Gordon Brown in Pink News

Pink News has an exclusive article: Prime Minister Gordon Brown answers your questions which gives the new Prime Minister an opportunity to nail his colours to the mast - which he does with enthusiasm. They take him up on the fact that he has been absent from nearly all "Gay Equality" bills introduced since 1997 but Brown gives assurances that he supports the whole of the Government's record. Similarly challenged on his silence on civil partnerships, he affirms his support for them.

Pushed on the "more that needs to be done", he affirms that the new "Commission for Equality and Human Rights" has a role not only to enforce the law but also to change attitudes. This is worrying since all human rights organisations now work on the principle that homosexuality is the equivalent of race with the homosexual inclination being the "racial" characteristic that defines the homosexual person. To criticise homosexual activity as sinful, therefore, is by definition discriminatory against homosexuals.
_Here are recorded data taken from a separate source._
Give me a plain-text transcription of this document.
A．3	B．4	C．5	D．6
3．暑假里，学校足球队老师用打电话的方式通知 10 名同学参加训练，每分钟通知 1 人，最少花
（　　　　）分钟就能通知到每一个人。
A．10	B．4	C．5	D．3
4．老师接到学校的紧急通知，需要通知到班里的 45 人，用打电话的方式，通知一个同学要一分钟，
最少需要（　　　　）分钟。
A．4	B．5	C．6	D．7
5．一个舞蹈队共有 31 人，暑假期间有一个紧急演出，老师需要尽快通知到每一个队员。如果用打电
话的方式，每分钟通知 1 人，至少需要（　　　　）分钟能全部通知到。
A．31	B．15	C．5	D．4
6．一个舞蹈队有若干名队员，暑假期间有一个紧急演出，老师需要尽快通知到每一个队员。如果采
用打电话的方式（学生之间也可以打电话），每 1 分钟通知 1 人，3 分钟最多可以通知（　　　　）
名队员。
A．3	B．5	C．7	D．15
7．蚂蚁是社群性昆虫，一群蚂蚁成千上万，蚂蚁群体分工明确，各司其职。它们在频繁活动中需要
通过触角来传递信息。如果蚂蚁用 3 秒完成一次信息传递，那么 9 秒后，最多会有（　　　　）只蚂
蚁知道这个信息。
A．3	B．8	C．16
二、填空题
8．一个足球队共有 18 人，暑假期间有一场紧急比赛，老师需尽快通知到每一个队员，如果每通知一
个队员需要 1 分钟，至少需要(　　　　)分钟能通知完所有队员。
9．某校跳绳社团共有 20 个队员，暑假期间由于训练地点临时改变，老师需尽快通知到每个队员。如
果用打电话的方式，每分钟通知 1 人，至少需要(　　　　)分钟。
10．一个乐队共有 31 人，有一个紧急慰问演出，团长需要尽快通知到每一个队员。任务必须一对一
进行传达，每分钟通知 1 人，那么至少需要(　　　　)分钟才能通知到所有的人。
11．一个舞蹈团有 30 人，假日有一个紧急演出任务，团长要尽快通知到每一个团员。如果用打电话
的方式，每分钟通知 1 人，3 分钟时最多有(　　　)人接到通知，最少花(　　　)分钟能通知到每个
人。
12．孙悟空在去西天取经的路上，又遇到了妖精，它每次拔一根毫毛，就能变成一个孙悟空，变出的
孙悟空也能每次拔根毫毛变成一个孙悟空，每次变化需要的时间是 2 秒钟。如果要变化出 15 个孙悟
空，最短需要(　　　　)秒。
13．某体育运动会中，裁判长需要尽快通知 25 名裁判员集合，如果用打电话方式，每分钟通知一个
With the aid of the new Commission, the gay lobby will be able to outlaw certain expressions or possibly even certain opinions; for example those set out in the Catechism of the Catholic Church.
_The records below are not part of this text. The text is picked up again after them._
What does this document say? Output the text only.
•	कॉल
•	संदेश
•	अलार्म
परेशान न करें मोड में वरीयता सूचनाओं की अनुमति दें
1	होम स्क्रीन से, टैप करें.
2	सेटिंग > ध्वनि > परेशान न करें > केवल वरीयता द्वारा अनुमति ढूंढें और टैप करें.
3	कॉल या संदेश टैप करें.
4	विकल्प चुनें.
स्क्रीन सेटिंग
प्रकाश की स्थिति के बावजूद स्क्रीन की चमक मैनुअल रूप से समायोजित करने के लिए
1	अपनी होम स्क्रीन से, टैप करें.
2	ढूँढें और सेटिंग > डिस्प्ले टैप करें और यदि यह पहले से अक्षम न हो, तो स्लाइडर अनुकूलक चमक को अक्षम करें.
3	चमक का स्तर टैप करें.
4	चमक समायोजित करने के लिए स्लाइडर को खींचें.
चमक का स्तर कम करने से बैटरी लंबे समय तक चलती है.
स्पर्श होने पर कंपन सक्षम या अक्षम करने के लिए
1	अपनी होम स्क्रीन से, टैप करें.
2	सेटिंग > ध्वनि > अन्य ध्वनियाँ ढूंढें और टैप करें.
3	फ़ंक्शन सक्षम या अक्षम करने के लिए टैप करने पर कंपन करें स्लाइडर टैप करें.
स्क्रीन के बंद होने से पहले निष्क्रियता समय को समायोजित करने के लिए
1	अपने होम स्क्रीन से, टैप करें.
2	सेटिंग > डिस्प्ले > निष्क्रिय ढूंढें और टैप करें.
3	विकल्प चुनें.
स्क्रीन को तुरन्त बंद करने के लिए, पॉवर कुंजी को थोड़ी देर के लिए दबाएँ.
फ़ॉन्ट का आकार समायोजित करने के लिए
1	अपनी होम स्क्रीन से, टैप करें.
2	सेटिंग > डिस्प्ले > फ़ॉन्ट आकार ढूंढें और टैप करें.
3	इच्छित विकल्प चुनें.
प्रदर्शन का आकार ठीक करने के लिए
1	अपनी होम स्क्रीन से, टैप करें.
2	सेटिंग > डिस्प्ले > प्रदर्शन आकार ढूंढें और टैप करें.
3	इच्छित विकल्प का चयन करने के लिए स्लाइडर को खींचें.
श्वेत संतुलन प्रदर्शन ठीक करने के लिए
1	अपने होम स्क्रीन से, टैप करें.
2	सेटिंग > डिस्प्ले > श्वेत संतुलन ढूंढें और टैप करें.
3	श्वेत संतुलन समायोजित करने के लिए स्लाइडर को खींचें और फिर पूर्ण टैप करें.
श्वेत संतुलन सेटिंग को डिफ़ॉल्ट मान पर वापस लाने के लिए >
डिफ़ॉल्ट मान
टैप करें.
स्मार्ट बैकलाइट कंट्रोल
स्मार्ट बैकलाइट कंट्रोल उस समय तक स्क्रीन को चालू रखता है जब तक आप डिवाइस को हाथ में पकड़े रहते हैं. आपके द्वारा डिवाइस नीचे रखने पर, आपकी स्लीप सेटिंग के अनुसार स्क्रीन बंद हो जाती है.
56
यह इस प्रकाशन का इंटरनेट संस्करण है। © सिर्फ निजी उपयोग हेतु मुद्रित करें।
Brown is particularly keen to "tackle homophobic bullying in schools". This is fine if it refers to bullying and nasty name-calling - but in practice, "homophobic bullying" is increasingly becoming a code word established by Stonewall for not allowing schools to promote natural marriage and the family as normative.
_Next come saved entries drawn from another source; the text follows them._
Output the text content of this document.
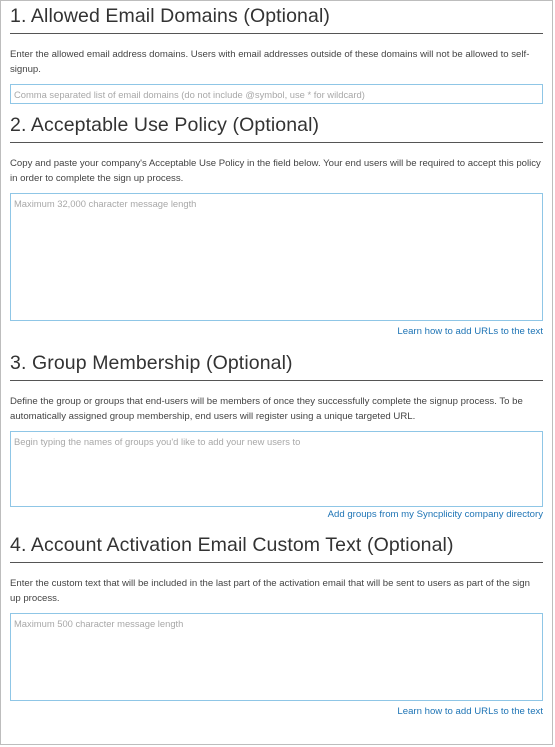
1. Allowed Email Domains (Optional)

Enter the allowed email address domains. Users with email addresses outside of these domains will not be allowed to self-signup.

Comma separated list of email domains (do not include @symbol, use * for wildcard)
2. Acceptable Use Policy (Optional)

Copy and paste your company's Acceptable Use Policy in the field below. Your end users will be required to accept this policy in order to complete the sign up process.

Maximum 32,000 character message length
Learn how to add URLs to the text
3. Group Membership (Optional)

Define the group or groups that end-users will be members of once they successfully complete the signup process. To be automatically assigned group membership, end users will register using a unique targeted URL.

Begin typing the names of groups you'd like to add your new users to
Add groups from my Syncplicity company directory
4. Account Activation Email Custom Text (Optional)

Enter the custom text that will be included in the last part of the activation email that will be sent to users as part of the sign up process.

Maximum 500 character message length
Learn how to add URLs to the text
The triumphant article in the same paper The man who took a bishop to a tribunal and won, describes the victory of John Reaney in a court case against the Anglican Bishop of Hereford. The judgement indicates how the new regulations are going to be applied in the case of religious organisations. The Times article Gay man’s lifestyle made him unfit for post, insists bishop from last April gives more details of the exchange between Reaney and the Bishop:
The Bishop said that, although Mr Reaney undertook not to start a new gay relationship, he felt that he was not emotionally in a position to be making such a promise.

He told the tribunal: “The end of a five-year relationship leads to a lot of grieving and it can take much time for someone to recover. It would not have been right for me to take an undertaking of his head that his heart could not keep. It remains my judgment that Mr Reaney had not met the standards required. It was not a risk I was prepared to take.”
The crucial legal point in this case was highlighted by the solicitor, Alison Downie of Bindman & Partners:
"In this landmark test case the tribunal found not only that he suffered direct discrimination but that if necessary they would have found indirect discrimination in the diocese imposing a requirement of celibacy for lay people in employment within the Church."
So it is now against the law for a Christian organisation to require that its employees undertake to abide by Christian teaching.